Man kann also nur davor warnen, sich in Sicherheit zu wiegen, nur weil eine solche Software auf dem Computer läuft. Am Ende des Tages führt kein Weg daran vorbei, sich die Leute, mit denen sich das eigene Kind im Netz unterhält genauer anzuschauen - zum Beispiel, indem man mal mit den Eltern dieser Kinder telefoniert.
Komplizierter wird es bei der Jugend.
Hier krankt das System, dass diese Software anbietet, schon alleine daran, dass sie auf eine sogenannte Whitelist setzt, die große Bereiche des Netzes verschließt - man kann davon ausgehen, dass die meisten Jugendlichen diese massiven Beschränkungen nicht akzeptieren würden.
Aber selbst wenn es den Home-Bossen gelingen sollte, diese Software durchzusetzen, bedeutet das mitnichten, dass das eigene Kind, wie versprochen, davor geschützt ist, im Netz gemobbt zu werden - es kann dann einfach nur nicht selber mobben - es sei denn, man erlaubt ihm den Zugang zu den bei Jugendlichen beliebten Plattformen. Andere Jugendliche, bei den Zuhause eine solche Software nicht läuft, können hingegen weiterhin ungestört unvorteilhafte Videos ins Netz stellen, und dort auch die eine oder andere oder ganz viele abfällige Bemerkungen los lassen.
Und wenn man dem eigenen Kind den Zugang zu solchen Plattformen erlaubt haben sollte, dann schützt nichts mehr davor, dass es dort seine persönlichen Daten preis gibt.

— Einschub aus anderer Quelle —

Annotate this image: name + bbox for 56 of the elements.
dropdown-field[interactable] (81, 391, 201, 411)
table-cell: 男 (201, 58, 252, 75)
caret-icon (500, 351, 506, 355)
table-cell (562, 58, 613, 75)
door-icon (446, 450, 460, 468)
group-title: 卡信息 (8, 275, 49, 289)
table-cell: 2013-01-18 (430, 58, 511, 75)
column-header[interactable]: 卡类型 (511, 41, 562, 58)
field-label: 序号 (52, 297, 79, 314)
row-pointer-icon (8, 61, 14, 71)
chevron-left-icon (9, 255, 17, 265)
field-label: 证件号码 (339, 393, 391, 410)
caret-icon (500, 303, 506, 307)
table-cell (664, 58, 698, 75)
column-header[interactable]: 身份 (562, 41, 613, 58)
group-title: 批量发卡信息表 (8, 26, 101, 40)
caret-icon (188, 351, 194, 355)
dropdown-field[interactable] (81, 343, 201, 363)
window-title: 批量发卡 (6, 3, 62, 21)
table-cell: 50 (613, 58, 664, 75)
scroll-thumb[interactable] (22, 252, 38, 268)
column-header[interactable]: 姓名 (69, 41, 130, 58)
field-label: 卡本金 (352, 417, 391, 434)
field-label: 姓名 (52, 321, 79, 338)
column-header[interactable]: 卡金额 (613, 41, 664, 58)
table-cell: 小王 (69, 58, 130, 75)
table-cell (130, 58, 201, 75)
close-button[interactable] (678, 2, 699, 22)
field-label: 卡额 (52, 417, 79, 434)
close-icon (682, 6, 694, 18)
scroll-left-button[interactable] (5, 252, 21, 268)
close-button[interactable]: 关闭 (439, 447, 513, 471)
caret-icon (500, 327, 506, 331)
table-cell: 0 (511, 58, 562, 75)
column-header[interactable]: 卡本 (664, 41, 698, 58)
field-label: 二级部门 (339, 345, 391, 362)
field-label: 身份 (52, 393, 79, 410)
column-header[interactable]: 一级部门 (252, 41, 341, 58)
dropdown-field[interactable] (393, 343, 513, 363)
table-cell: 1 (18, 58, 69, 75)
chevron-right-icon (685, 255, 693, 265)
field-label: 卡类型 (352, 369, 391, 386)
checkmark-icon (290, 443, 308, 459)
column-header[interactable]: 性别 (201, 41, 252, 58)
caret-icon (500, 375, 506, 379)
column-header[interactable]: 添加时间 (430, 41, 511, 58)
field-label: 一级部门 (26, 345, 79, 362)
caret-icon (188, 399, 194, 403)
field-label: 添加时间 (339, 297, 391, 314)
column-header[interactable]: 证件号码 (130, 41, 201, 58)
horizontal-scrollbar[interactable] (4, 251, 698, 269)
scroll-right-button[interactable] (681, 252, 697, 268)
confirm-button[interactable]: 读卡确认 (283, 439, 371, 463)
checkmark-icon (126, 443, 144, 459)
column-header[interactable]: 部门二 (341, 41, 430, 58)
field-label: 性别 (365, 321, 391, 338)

Die hier prominent beworbenen Pro-Ana-Foren (von denen zuvor die wenigsten etwas gewusst haben dürften, was auch gut so war) sind hingegen für die breite Masse kaum eine Gefahr: Die Jugendlichen, die dorthin finden, sind bereits schwerst krank; sie werden es nicht durch ein solches Forum, zumal die Betreiber ihre Foren aus Angst vor Strafverfolgung meist extremst abschotten, und mitnichten jeden reinlassen, der des Weges kommt, und mal schauen will, was die da machen.
Ähnlich, allerdings weniger abgeschottet, sind die Suizid-Foren im Netz: Auch hier kann man sagen, dass die Menschen die dorthin finden, bereits sehr schwer krank sind, und dringend Behandlung benötigen.
Fazit: Wer sein Kind vor den Gefahren des Internets schützen will, sollte darauf hinarbeiten, auch mit einem pubertierenden Kind ein Verhältnis zu unterhalten, dass es erlaubt, zum richtigen Umgang mit der Technologie des Internets anzuleiten. Eine Software kann dabei nur ein HIlfsmittel sein - allerdings sollte man dann lieber eine nehmen, die statt mit einer Positiv- mit einer Negativliste arbeitet, und Seiten, auf denen bestimmte Schlüsselbegriffe vorkommen, ausschließt, statt gleich das gesamte Netz zu blockieren.